Hier mardi, sur ordre du ministre français de l'Intérieur Eric Besson, la police a procédé au démantèlement du campement sauvage de réfugiés, connu sous le nom de la "jungle de Calais" et situé à proximité du port de Calais. Dans son éditorial, le quotidien catholique La Croix commente cette intervention : "Une chose est sûre : l'intervention calaisienne ne réglera pas la situation, elle déplacera le problème, c'est tout. Comme la fermeture de Sangatte en 2002 n'a pas tari l'arrivée des étrangers, menés par des passeurs avides, qui n'ont qu'un rêve, fuir la misère ou la violence de leur pays. Les autorités craignent, si elles tolèrent des points de fixation, si elles les aménagent et offrent des accueils un peu plus humains, de créer un appel d'air, d'alimenter les réseaux mafieux qui organisent les trafics, de donner des fausses espérances aux candidats à l'exil.
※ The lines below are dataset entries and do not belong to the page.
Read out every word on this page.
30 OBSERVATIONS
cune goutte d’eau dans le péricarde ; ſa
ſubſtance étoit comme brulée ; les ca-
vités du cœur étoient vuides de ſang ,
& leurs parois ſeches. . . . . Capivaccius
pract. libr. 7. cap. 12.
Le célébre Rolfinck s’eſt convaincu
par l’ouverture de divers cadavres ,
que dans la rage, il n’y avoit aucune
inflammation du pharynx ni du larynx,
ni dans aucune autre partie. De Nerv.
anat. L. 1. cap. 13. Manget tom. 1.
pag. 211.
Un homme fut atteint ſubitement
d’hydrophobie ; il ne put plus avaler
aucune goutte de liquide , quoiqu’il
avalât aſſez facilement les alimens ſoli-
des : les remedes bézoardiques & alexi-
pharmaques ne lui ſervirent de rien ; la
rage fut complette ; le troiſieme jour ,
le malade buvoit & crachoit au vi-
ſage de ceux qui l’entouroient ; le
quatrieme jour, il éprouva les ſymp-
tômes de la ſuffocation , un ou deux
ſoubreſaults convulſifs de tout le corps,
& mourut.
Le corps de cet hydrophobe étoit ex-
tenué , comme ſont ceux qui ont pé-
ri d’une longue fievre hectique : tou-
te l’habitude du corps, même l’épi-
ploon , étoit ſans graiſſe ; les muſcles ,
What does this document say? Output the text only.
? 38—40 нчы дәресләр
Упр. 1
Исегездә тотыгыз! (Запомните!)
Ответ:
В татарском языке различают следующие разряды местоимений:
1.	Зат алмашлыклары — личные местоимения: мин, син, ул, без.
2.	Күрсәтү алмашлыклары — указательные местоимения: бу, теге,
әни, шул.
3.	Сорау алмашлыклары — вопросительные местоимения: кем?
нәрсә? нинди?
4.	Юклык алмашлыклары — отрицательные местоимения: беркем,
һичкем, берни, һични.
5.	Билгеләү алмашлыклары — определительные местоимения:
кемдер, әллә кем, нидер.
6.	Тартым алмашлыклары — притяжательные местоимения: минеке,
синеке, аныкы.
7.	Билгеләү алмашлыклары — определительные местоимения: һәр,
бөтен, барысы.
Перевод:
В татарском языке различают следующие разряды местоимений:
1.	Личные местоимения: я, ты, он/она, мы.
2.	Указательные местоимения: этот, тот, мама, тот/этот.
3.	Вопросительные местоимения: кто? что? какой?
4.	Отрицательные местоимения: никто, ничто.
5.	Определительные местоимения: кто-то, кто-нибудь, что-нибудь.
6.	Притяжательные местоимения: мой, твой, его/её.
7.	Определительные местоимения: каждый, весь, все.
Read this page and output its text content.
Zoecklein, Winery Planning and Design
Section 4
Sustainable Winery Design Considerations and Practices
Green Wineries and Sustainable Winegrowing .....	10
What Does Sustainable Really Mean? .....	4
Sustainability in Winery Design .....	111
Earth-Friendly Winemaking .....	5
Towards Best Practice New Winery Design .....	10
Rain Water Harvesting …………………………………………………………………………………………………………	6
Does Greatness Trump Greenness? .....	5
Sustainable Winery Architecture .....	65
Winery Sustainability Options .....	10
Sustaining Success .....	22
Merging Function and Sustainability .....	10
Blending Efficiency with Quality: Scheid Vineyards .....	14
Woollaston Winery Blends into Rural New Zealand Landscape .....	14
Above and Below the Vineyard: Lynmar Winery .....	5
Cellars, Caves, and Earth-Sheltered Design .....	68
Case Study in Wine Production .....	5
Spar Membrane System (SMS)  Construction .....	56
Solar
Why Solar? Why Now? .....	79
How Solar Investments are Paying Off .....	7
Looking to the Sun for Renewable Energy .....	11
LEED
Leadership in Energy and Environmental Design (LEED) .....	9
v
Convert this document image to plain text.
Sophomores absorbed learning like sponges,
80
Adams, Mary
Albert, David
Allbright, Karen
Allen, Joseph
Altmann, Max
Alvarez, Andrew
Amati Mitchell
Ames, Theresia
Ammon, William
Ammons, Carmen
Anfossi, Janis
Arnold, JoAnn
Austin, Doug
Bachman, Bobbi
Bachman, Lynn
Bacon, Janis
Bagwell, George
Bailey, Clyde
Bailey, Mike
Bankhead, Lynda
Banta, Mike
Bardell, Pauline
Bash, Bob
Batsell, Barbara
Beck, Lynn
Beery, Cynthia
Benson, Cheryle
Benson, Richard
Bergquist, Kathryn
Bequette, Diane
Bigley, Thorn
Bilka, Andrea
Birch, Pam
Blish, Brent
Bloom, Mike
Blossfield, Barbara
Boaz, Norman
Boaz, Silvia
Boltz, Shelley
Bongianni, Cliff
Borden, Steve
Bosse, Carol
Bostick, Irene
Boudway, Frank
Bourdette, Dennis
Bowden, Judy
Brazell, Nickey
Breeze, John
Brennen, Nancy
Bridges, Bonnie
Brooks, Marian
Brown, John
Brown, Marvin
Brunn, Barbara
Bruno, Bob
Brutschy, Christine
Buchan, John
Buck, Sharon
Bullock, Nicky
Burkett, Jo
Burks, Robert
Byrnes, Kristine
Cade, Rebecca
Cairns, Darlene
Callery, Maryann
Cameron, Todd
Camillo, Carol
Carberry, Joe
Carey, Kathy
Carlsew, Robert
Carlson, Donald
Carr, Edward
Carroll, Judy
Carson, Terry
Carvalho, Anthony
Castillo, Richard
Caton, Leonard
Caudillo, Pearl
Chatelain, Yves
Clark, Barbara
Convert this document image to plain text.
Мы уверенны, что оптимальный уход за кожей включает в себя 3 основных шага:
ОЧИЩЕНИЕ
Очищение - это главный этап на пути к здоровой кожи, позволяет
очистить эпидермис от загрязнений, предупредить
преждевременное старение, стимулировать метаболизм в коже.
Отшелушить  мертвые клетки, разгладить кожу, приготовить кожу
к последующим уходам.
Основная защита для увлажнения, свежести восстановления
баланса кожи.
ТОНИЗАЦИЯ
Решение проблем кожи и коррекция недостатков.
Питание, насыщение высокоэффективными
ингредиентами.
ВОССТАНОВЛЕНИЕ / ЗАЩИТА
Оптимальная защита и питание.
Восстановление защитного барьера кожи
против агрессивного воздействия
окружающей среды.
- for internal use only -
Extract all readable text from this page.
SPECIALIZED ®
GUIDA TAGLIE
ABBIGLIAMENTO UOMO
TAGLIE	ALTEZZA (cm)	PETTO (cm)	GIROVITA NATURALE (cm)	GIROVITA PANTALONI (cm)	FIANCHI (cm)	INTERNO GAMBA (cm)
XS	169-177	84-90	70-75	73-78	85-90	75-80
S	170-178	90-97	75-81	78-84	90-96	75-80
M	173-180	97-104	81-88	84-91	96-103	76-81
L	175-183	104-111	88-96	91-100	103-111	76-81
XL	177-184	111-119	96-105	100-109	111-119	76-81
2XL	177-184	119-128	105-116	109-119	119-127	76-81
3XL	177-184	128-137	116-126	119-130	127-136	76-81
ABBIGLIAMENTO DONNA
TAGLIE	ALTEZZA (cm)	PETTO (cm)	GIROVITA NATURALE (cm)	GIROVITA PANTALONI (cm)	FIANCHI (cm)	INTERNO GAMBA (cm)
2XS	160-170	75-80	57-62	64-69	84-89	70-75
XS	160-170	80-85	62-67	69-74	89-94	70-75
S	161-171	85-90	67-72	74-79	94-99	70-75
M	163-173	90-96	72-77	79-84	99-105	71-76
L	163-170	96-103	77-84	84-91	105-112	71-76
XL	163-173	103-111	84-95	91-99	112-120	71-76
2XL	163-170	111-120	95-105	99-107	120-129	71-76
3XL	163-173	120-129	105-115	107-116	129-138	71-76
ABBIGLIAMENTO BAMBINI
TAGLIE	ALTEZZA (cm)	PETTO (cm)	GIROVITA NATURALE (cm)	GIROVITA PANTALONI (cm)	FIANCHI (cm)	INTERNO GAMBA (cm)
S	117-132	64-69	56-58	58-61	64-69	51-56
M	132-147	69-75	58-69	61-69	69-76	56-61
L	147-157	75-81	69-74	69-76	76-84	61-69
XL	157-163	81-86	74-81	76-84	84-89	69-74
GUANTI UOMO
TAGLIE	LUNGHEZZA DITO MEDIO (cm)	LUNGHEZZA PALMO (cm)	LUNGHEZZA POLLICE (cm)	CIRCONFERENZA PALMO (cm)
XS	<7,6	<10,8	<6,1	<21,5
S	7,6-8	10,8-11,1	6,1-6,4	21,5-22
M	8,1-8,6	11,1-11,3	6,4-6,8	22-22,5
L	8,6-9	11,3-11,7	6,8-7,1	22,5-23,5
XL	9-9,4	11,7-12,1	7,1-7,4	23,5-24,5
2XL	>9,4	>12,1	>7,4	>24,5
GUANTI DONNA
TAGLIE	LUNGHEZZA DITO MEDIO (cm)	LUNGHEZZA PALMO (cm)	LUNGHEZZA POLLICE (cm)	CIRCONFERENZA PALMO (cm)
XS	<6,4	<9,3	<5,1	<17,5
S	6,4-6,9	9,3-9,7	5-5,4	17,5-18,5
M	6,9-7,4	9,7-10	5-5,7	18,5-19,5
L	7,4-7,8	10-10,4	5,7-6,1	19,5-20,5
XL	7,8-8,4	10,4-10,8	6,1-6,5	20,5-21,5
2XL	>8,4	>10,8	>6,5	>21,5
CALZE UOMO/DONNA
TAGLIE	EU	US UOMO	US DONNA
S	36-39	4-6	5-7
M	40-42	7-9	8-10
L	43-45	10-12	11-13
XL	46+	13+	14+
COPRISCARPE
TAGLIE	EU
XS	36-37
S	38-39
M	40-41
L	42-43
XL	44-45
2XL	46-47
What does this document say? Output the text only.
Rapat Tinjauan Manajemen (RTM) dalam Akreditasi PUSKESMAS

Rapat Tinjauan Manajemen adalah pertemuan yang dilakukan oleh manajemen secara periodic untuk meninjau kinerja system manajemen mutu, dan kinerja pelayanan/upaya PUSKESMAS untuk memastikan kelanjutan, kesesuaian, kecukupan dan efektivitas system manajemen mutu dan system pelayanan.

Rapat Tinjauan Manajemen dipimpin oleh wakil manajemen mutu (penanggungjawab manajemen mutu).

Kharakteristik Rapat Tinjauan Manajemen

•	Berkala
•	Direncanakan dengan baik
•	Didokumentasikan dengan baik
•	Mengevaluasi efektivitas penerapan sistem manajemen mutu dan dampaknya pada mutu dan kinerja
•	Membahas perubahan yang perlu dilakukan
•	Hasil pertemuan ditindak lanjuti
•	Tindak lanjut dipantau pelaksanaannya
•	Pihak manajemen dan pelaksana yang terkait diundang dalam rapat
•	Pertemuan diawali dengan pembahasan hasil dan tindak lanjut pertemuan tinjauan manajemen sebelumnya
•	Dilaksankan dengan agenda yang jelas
Elles ont à répondre, aussi, devant les populations locales des problèmes d'insécurité ou d'insalubrité. ... Les voix qui s'élèvent pour demander davantage d'humanité ne sont pas seulement dénonciatrices ; elles ne nient pas qu'il faille réguler les flux migratoires. Elles appellent à la recherche de solutions pérennes." (23.09.2009)
» article intégral (lien externe, français)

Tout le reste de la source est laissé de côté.